For that, the first step was to select a suitable engine for the adaptation, considering
factors such as availability and cost of the components, ease of adaptation to the V
configuration, weight and power. After choosing which engine to use, reverse
engineering of this engine was made, measuring main geometric aspects to initiate the
adaptation to the V arrangement in CAD software. Besides, parameters such as valve
lifts and discharge coefficients were measured to perform 1-D thermodynamic
simulations to obtain performance curves. Additionally, dynamic simulations were
performed to evaluate the forces acting on the engine main bearings due to inertia and
combustion forces. The chosen engine was a sport bike one, by the fact that it is a
light, powerful engine and it has parts that help the adaptation to the V arrangement.
Reverse engineering of this engine was made and the necessary parameters to the
adaptation and the simulations were obtained. Furthermore, the simulated engine
performance curves were similar to commercial four-cylinder engines. Besides, with
the implementation of the dynamic simulation, it was noted that in comparison with the
model without counterweights, the one with the four-cylinder counterweights increased
the unbalance of the engine, not fulfilling its primary purpose of balancing the engine.

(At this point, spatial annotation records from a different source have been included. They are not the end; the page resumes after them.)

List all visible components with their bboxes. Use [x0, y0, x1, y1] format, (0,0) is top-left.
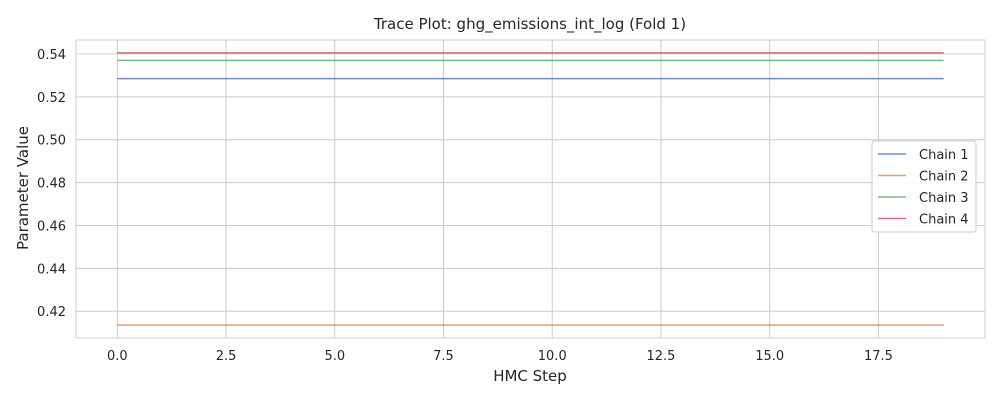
- x-tick-label: 7.5: [433, 349, 454, 364]
- x-tick-label: 0.0: [107, 349, 128, 364]
- y-tick-label: 0.48: [37, 177, 66, 192]
- tick-labels: 0.0 2.5 5.0 7.5 10.0 12.5 15.0 17.5 0.42 0.44 0.46…: [37, 48, 893, 364]
- x-tick-label: 5.0: [324, 349, 345, 364]
- grid: [76, 40, 985, 338]
- plot-frame: [75, 39, 986, 339]
- series-lines: [117, 52, 944, 326]
- x-axis-title: HMC Step: [493, 367, 567, 385]
- y-tick-label: 0.50: [37, 134, 66, 149]
- x-tick-label: 2.5: [216, 349, 237, 364]
- y-tick-label: 0.54: [37, 48, 66, 63]
- legend-label-chain-4: Chain 4: [919, 213, 969, 228]
- y-axis-title: Parameter Value: [14, 126, 32, 250]
- legend-label-chain-1: Chain 1: [919, 148, 969, 163]
- y-tick-label: 0.44: [37, 262, 66, 277]
- x-tick-label: 10.0: [538, 349, 567, 364]
- y-tick-label: 0.42: [37, 305, 66, 320]
- legend-label-chain-2: Chain 2: [919, 170, 969, 185]
- legend: Chain 1 Chain 2 Chain 3 Chain 4: [871, 140, 977, 233]
- chart-title: Trace Plot: ghg_emissions_int_log (Fold …: [373, 15, 686, 34]
- x-tick-label: 17.5: [864, 349, 893, 364]
- x-tick-label: 15.0: [755, 349, 784, 364]
- legend-label-chain-3: Chain 3: [919, 191, 969, 206]
- legend-box: [871, 140, 977, 233]
- y-tick-label: 0.52: [37, 91, 66, 106]
- y-tick-label: 0.46: [37, 219, 66, 234]
- x-tick-label: 12.5: [647, 349, 676, 364]
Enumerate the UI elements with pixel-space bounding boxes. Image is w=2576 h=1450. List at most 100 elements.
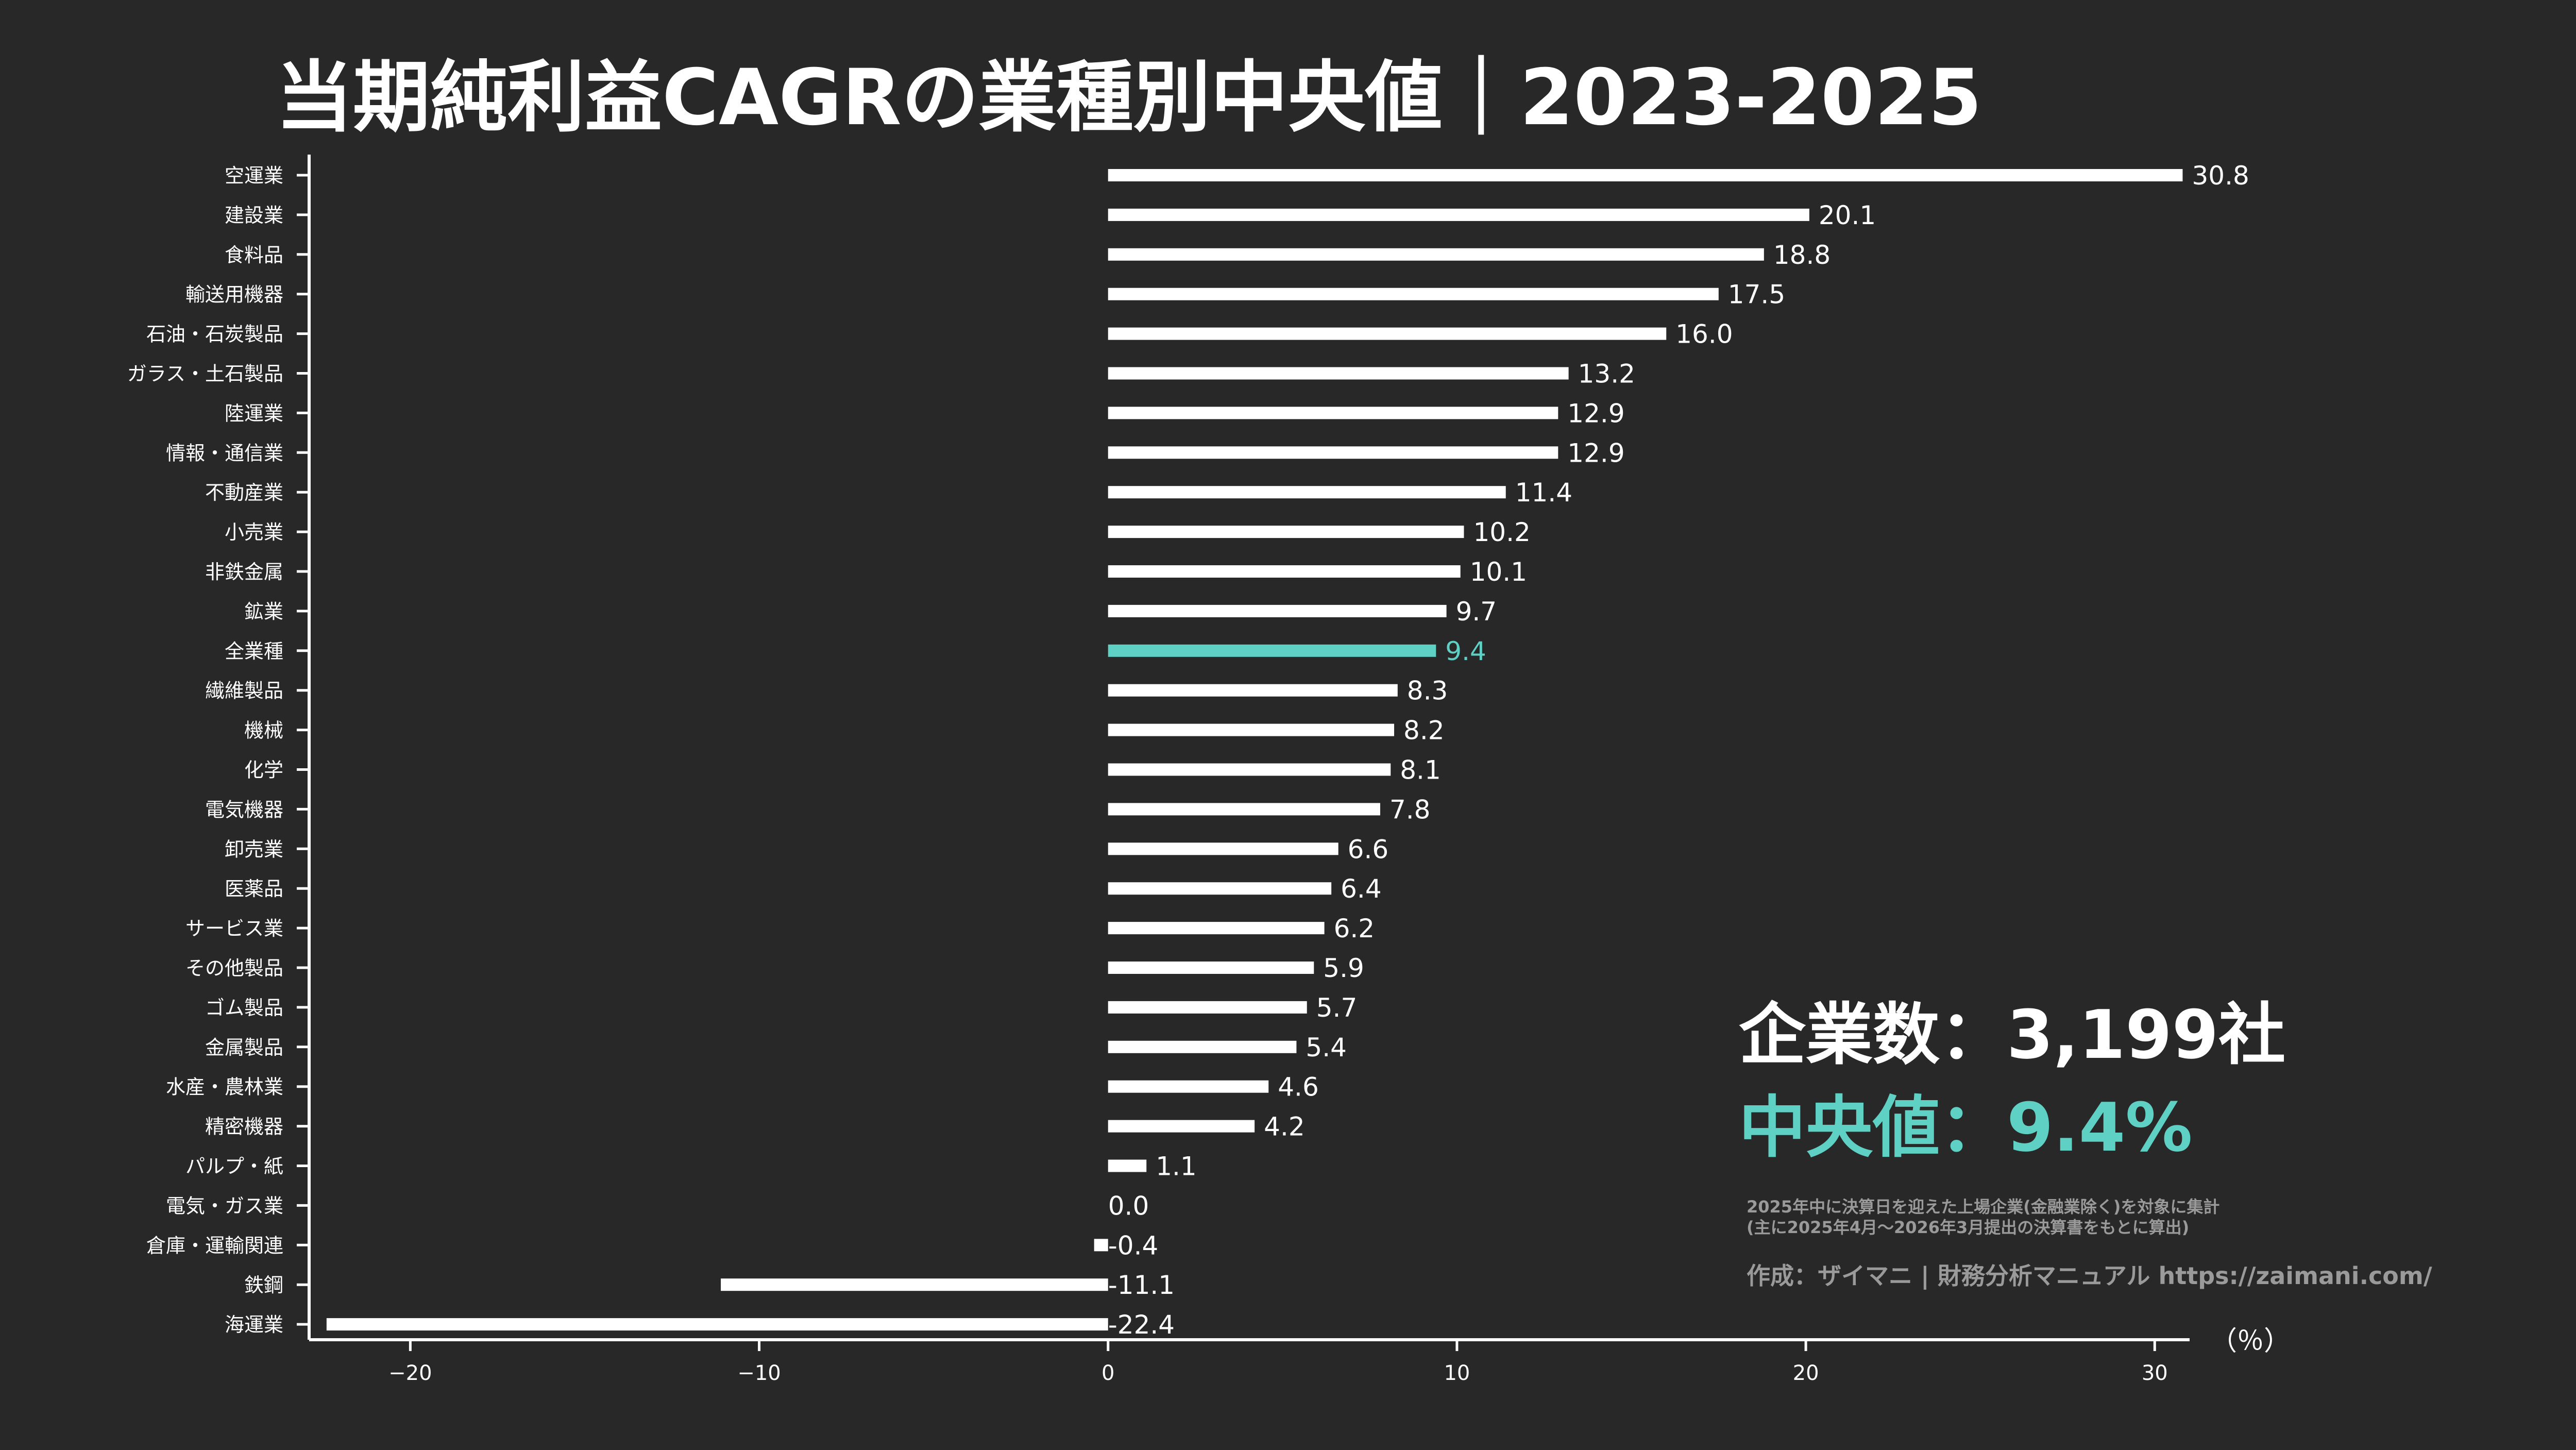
value-label: 16.0 [1675,319,1733,349]
category-label: 鉄鋼 [244,1274,283,1296]
category-label: 食料品 [225,244,283,266]
value-label: -0.4 [1108,1230,1159,1260]
value-label: 8.1 [1400,755,1441,785]
category-label: 不動産業 [205,481,283,504]
category-label: パルプ・紙 [185,1155,283,1178]
x-tick-label: 20 [1793,1361,1819,1385]
value-label: -22.4 [1108,1310,1175,1340]
category-label: 情報・通信業 [166,442,283,464]
category-label: 精密機器 [205,1116,283,1138]
bar [1108,288,1719,300]
category-label: 医薬品 [225,878,283,900]
category-label: ガラス・土石製品 [127,363,283,385]
value-label: 12.9 [1567,398,1624,428]
x-tick-label: −10 [737,1361,781,1385]
value-label: 13.2 [1578,359,1635,389]
category-label: 倉庫・運輸関連 [146,1234,283,1257]
bar [1108,367,1569,380]
bar [1108,486,1506,499]
bar [1108,248,1764,261]
bar [1108,1080,1269,1093]
category-label: 石油・石炭製品 [146,323,283,346]
value-label: 7.8 [1389,795,1431,824]
bar [1108,1040,1297,1053]
value-label: 8.2 [1403,716,1445,746]
category-label: 全業種 [225,640,283,663]
bar [1094,1239,1108,1252]
bar [1108,644,1436,657]
category-label: 卸売業 [225,838,283,861]
bar [1108,1120,1255,1133]
value-label: 1.1 [1156,1152,1197,1182]
bar [1108,604,1447,617]
value-label: 20.1 [1819,200,1876,230]
bar [1108,1001,1307,1014]
bar [1108,446,1558,459]
category-label: 非鉄金属 [205,561,283,583]
category-label: 金属製品 [205,1036,283,1059]
bar [1108,723,1395,736]
bar [1108,842,1338,855]
category-label: 電気機器 [205,798,283,821]
x-unit-label: （％） [2210,1326,2291,1357]
bar [1108,684,1398,697]
bar [1108,327,1667,340]
chart-title: 当期純利益CAGRの業種別中央値｜2023-2025 [276,53,1982,143]
x-tick-label: −20 [388,1361,432,1385]
value-label: 11.4 [1515,478,1572,508]
value-label: 5.4 [1306,1033,1347,1063]
bar [1108,407,1558,419]
bar [1108,922,1325,935]
category-label: 陸運業 [225,402,283,425]
category-label: 小売業 [225,521,283,544]
value-label: 6.4 [1341,874,1382,904]
median-value: 中央値：9.4% [1739,1088,2193,1167]
bar [721,1278,1108,1291]
bar [1108,526,1464,538]
value-label: 4.2 [1264,1112,1305,1142]
company-count: 企業数：3,199社 [1739,996,2286,1074]
bar [1108,763,1391,776]
value-label: 8.3 [1407,676,1448,706]
value-label: 0.0 [1108,1191,1149,1221]
credit-line: 作成：ザイマニ | 財務分析マニュアル https://zaimani.com/ [1747,1262,2432,1290]
category-label: 輸送用機器 [185,283,283,306]
category-label: 繊維製品 [205,680,283,702]
category-label: 電気・ガス業 [166,1194,283,1217]
bar [326,1318,1108,1331]
category-label: 化学 [244,759,283,782]
x-tick-label: 0 [1101,1361,1114,1385]
note-basis: (主に2025年4月〜2026年3月提出の決算書をもとに算出) [1747,1218,2190,1237]
x-tick-label: 10 [1444,1361,1470,1385]
value-label: 5.9 [1323,953,1364,983]
note-scope: 2025年中に決算日を迎えた上場企業(金融業除く)を対象に集計 [1747,1197,2220,1217]
category-label: ゴム製品 [205,997,283,1019]
bar [1108,565,1461,578]
bar [1108,962,1314,974]
value-label: 18.8 [1773,240,1831,270]
value-label: 12.9 [1567,438,1624,468]
value-label: 6.2 [1334,914,1375,943]
category-label: 機械 [244,719,283,742]
category-label: その他製品 [185,957,283,980]
value-label: 10.2 [1473,517,1530,547]
bar [1108,882,1332,895]
bar [1108,169,2183,181]
category-label: 空運業 [225,164,283,187]
value-label: 30.8 [2192,161,2249,191]
bar [1108,208,1809,221]
x-tick-label: 30 [2142,1361,2168,1385]
value-label: 9.7 [1456,597,1497,627]
value-label: 6.6 [1348,834,1389,864]
value-label: 17.5 [1728,280,1785,310]
bar [1108,803,1380,816]
value-label: -11.1 [1108,1270,1175,1300]
value-label: 5.7 [1316,993,1358,1023]
category-label: サービス業 [185,917,283,940]
category-label: 鉱業 [244,600,283,623]
value-label: 10.1 [1470,557,1527,587]
value-label: 9.4 [1445,636,1486,666]
category-label: 建設業 [225,204,283,227]
value-label: 4.6 [1278,1072,1319,1102]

Taking back to the V8 engine adaptation, this process followed design decisions such
as the use of a flat-plane crankshaft and a dry sump system. The result of this
adaptation was an engine block of 625 mm of length, 570 mm of width, 445 mm of
height and a mass of 85 kg. Thermodynamic simulation of this engine indicated a peak
torque of 282,6 Nm at 8.000 rpm and a peak power of 259,8 kW at 9.500 rpm, resulting
in a power-to-weight ratio of 4,09 hp/kg, comparing with V8 engines designed by
companies specialized in adapting commercial engines to high performance. | |